Historia: [tw; death, alcoholism]
They say you can’t go home again, but that’s just because they fetishize this whole growth and empowerment thing so they can sell you a ticket into the grindset. Tressa Shaw saw as much of the world as she really thought she ought to when she left for school two states over, fucked around with forbidden alchemy, and wound up realizing that she very much could go home and be quite content. Port Leiry was quiet, it was pretty. It was more varied in its places and personages than its rural roots and out-of-the-way nature might lend one to think. Sure there’s places she wants to go, but nowhere she really feels like she’d rather live. But a rewind is in order;
When Tressa was very young, her father took a fall and died. She was the one who found him and, very young, didn’t know what to do, and so she just sat with him there on the steps until her mother got home. It wasn’t until much later in life that she realized she might have been able to save him, or get him help - that he might be here on the Earth if she hadn’t locked up and sat down. Mom did not handle the grief well, and spun out hard - cirrhosis got her in just a few short years, and by the time Tressa was sitting by her bedside holding her hand and watching her go, she’d been living with her grandmother for a few years. All this took place in private - at school Tressa would be ever smiling, ever joking, ever pleasant, reaping small rewards like fringe inclusions in pretty much any school activity she could - she was an A+, AP student and she graduated top of her class and got into a good school. pre-med, and, after a brief dalliance with a doctor, decided to go the other direction, navigating college into a split path that covered medical forensics and pathology.
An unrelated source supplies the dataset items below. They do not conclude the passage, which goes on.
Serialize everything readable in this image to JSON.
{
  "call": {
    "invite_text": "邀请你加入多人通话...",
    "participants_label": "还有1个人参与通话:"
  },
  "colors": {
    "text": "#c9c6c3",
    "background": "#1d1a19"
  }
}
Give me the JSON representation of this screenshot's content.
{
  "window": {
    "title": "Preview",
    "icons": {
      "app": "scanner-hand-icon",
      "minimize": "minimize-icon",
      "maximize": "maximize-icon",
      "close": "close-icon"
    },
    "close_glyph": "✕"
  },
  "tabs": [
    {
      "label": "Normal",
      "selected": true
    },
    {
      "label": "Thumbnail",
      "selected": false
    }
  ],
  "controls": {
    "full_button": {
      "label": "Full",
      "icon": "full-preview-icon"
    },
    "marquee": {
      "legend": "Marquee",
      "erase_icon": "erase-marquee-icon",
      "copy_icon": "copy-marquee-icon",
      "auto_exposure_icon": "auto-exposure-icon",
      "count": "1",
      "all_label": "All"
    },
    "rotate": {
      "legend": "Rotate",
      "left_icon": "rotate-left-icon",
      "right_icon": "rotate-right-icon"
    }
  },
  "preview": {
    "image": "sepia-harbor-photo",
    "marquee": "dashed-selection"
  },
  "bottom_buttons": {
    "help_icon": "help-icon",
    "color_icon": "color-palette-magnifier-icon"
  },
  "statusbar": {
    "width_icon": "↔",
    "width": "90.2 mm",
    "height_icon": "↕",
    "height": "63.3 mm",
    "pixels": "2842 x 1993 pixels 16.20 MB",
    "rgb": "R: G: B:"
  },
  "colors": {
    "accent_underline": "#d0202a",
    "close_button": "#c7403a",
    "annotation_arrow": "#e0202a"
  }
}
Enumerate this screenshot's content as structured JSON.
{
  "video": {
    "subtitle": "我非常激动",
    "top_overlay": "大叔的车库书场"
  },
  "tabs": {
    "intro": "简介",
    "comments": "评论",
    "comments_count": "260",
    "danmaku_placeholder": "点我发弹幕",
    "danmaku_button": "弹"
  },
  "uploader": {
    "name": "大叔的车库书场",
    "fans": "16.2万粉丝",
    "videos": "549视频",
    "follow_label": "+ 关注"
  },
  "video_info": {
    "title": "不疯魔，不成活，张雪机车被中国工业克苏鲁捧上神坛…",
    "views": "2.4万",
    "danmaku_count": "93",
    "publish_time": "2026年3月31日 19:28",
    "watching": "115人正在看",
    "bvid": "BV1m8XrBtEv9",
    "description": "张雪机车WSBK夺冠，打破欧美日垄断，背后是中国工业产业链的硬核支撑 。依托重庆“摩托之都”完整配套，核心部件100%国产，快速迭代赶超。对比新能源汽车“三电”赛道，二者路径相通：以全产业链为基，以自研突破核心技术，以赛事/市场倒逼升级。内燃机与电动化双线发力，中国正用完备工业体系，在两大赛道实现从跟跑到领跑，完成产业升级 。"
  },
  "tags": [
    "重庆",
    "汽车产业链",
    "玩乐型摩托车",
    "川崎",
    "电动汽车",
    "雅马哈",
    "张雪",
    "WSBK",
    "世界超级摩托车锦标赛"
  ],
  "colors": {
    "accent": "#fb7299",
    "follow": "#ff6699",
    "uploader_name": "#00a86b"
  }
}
But the Big Big City was Big Big Pricey, and when her grandmother took ill, it looked like you absolutely could go home again. So Tressa goes back to Port Leiry, but nobody knows her by that name. Of course, she’s not hiding anything; she tells the people its appropriate to tell when it comes up. Bu it’s like a re-do. She buries her grandmother, moves into her pretty nice house, and gets work at the county morgue working the late shift. Tressa takes her time. She’s in no rush to make friends, she’s doing fine. Except she is hiding something. Okay, one more rewind, but last one, promise. It’s three days before her sixth birthday. She’s sitting on the steps, staring at her dad sprawled and broken over the landing. The policeman is asking her what happened, and she just cries muted tears and says he tripped while they were playing hide and seek. She doesn’t mention the knock at the door. The man she invites in. She doesn’t mention the all-too-brief tangle, or the snap that came from her father’s neck well before the man tossed him like a ragdoll down the steps. And she definitely, definitely doesn’t mention the man telling her to sit there, to cry for her dead daddy, and never speak of it to a soul. But dead men tell no tales, so she works at the perfect confessional.